If your answer is the latter, it’s not your fault. You shouldn’t have to know all of the jargon or speak in the language of a technologist. Rather, your CISO should be speaking the language of business in a way that is easy to understand, relatable to your needs and focused on the bottom line.
That’s the advice of Diane E. McCracken, and she should know. McCracken is a widely known and well respected chief security officer at a midsized bank located in the northeastern United States and, as she says, a technologist at heart. But although tech talk is her native language, speaking it in the boardroom is a definite no-no.
“In today’s environment, cybersecurity professionals need to learn a new language,” she says. “The language of money. That’s when board members and executive management pay attention. They need to know what the investment is really buying and whether it will protect the organization.”
McCracken offers advice to her colleagues and peers as a speaker at various conferences and, recently, as an author in the upcoming book Navigating the Digital Age, Second Edition, published by Palo Alto Networks. She also provides guidance for business leaders on what to expect and demand from their CISOs.

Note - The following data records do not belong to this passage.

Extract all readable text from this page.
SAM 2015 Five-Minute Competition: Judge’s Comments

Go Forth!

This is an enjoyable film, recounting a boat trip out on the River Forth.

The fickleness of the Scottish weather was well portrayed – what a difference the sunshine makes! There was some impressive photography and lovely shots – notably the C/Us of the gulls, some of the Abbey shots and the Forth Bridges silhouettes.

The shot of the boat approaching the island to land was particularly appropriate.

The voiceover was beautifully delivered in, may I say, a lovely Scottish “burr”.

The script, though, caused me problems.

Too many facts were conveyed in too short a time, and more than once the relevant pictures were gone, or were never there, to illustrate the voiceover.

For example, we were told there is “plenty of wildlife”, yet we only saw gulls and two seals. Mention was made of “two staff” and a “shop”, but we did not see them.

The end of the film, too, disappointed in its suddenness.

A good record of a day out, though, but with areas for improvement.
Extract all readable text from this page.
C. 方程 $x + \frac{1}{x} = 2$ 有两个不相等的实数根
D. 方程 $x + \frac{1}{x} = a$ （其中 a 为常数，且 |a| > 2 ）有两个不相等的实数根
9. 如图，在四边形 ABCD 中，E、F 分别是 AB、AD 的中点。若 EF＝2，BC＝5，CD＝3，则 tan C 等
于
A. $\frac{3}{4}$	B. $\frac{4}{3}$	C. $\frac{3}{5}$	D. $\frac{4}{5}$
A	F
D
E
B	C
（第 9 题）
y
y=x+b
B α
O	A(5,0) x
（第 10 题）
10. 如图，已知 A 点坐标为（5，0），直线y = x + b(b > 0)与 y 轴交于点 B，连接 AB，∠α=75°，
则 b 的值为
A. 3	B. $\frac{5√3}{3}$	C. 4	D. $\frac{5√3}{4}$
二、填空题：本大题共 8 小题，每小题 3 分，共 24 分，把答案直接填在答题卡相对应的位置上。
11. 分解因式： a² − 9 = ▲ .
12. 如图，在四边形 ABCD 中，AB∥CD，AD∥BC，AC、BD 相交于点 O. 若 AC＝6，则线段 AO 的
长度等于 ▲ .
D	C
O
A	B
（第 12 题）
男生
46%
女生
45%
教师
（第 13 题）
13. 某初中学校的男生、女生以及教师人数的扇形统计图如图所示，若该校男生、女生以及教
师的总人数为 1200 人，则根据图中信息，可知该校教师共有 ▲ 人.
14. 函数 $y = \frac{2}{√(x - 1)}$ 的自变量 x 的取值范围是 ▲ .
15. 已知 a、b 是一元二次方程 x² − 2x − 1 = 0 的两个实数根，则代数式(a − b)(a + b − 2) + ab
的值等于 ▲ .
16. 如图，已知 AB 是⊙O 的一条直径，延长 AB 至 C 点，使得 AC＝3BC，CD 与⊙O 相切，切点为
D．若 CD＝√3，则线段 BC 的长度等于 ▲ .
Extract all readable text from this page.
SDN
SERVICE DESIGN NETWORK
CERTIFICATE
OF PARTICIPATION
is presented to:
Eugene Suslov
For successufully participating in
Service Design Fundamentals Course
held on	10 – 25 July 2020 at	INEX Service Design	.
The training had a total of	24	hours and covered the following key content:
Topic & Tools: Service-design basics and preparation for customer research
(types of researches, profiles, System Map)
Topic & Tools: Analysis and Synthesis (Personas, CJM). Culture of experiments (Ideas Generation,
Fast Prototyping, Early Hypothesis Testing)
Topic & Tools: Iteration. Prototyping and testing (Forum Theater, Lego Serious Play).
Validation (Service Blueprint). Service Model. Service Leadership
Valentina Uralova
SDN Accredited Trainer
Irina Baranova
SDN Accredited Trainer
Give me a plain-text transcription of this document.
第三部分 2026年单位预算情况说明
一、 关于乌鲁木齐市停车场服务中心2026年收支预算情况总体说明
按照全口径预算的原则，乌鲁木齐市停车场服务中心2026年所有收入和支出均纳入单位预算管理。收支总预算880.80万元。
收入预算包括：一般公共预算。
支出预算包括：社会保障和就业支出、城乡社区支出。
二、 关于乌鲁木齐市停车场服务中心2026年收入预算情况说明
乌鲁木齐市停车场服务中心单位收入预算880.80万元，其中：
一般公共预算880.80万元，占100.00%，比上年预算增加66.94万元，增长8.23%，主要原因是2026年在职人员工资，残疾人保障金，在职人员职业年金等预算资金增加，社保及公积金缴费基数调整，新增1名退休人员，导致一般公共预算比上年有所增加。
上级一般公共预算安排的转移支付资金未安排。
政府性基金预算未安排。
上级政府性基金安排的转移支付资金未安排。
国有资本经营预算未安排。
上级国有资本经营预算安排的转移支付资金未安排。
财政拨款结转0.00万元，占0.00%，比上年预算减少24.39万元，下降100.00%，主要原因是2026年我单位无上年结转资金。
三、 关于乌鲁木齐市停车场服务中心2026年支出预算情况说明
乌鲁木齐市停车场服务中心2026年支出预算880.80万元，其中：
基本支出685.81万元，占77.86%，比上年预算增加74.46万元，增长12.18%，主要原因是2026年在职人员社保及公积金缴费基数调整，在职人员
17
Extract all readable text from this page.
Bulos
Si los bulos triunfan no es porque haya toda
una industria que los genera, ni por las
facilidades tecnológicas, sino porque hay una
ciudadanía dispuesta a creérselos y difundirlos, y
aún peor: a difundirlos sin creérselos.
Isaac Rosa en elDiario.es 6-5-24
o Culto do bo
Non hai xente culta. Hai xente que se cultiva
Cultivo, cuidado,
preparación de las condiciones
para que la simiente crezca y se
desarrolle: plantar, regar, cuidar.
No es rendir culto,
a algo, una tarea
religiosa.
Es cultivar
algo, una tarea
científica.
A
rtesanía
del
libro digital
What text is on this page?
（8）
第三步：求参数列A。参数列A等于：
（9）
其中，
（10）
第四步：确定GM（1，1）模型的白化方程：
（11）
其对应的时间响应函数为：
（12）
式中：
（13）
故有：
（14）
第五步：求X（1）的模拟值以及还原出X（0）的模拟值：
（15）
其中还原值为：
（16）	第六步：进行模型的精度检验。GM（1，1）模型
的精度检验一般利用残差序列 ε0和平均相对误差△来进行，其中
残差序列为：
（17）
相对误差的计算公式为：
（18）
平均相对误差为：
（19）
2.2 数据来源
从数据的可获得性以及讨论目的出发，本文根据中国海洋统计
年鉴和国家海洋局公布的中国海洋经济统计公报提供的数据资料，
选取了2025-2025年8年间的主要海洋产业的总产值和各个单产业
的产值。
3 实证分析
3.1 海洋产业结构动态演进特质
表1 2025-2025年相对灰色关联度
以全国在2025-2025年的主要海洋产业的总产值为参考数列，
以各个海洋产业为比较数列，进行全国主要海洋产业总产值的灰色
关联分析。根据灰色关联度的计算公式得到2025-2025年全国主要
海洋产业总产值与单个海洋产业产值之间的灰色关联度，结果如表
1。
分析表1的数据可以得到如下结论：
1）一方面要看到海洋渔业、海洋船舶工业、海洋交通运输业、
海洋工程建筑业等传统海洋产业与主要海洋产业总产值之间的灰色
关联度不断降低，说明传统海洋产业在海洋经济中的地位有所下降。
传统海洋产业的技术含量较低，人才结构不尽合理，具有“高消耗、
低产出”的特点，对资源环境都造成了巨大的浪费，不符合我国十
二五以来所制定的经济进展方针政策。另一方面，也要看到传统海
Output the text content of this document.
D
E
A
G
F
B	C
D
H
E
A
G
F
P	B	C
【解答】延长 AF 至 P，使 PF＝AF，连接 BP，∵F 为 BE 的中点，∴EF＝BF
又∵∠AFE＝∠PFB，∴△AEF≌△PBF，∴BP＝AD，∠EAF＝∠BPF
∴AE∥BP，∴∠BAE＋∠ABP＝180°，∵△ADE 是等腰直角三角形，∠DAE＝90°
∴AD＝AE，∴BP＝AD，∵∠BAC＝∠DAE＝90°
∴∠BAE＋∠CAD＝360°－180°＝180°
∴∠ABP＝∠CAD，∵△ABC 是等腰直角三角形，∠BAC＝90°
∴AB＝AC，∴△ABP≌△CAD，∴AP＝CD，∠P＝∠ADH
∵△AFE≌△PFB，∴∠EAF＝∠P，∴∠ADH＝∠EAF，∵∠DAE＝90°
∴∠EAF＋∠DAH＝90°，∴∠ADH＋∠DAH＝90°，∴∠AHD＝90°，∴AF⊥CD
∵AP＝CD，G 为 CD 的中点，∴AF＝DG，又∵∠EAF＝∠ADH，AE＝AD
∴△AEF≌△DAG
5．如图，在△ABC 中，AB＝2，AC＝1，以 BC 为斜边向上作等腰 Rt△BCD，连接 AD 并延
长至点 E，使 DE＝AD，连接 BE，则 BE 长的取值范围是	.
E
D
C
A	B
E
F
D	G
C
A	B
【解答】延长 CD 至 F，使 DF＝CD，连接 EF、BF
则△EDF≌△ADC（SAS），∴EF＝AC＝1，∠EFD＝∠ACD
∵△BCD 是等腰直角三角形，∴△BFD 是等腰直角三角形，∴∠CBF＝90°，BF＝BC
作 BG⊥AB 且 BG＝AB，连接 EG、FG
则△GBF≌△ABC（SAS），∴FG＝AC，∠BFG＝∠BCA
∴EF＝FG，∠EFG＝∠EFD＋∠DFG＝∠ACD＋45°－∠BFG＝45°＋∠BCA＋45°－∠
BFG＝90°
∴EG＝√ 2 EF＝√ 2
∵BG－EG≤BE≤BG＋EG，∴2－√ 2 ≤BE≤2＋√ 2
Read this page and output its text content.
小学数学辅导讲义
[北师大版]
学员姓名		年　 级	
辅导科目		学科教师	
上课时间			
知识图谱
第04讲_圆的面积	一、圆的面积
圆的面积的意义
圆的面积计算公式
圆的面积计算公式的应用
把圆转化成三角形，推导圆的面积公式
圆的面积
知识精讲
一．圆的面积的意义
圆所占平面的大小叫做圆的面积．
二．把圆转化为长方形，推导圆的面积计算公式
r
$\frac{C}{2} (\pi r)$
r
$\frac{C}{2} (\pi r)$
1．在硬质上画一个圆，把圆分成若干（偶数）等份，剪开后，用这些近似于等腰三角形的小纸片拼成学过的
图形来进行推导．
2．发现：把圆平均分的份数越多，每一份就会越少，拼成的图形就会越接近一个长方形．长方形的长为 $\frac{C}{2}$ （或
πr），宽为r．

For CISOs the main advice is to learn the language of business. Use numbers, speak in specifics about risk, anticipate questions and use your imagination. In one particular case, she used an allusion to the pop icon Taylor Swift to make a point about cloud computing. But, If Taylor Swift doesn’t work, there are always two areas that will resonate: One is risk and its consequences; the other is business enablement.
Advice for Executive Management and Board Members
Just because the onus is on the CISO to speak in your language, that doesn’t let you off the hook as a business leader, says McCracken. You too have to be vigilant. You have to establish a regular cadence that includes the topic of cybersecurity in board meetings. You have to insist that the security teams present information in language and formats that are clear, simple to understand, relatable and focused specifically on the value to the business. Most of all, you have to support your cybersecurity leaders.
“They are fighting a nameless, faceless adversary on your behalf,” McCracken says. “They have to be right thousands of times a day; the bad guys have to be right just once. In order to be successful in the cyber world, both parties much be in sync, and only through these conversations will that be possible.”
The Language of Business Enablement
One of the more important challenges for CISOs is embracing the concept of cybersecurity as a business enabler—and then articulating that value so it captures the attention of business decision-makers. McCracken offers one example where the solution was to show the board the money.
In her organization, the tech teams had a desire to bring software development in-house as a means to improve quality assurance and accelerate speed to market. From McCracken’s perspective, the key was to ensure that security was factored in at every stage of the development cycle. To convince the board, she created a flow chart that showed the cost of remediation early, midway and at the end of the development cycle. The numbers told the story for her and the board fully funded the program.
“In a case such as this, it is clear that the role of the CISO is as a business enabler,” she says. “It’s not our job to say ‘No.’ Our job is to advise on the risk and put the controls in place to appropriately limit that risk. When the business needs board sign-off, I must be able to address the risk in language the board members understand. With business leaders and the board, money is the universal language.”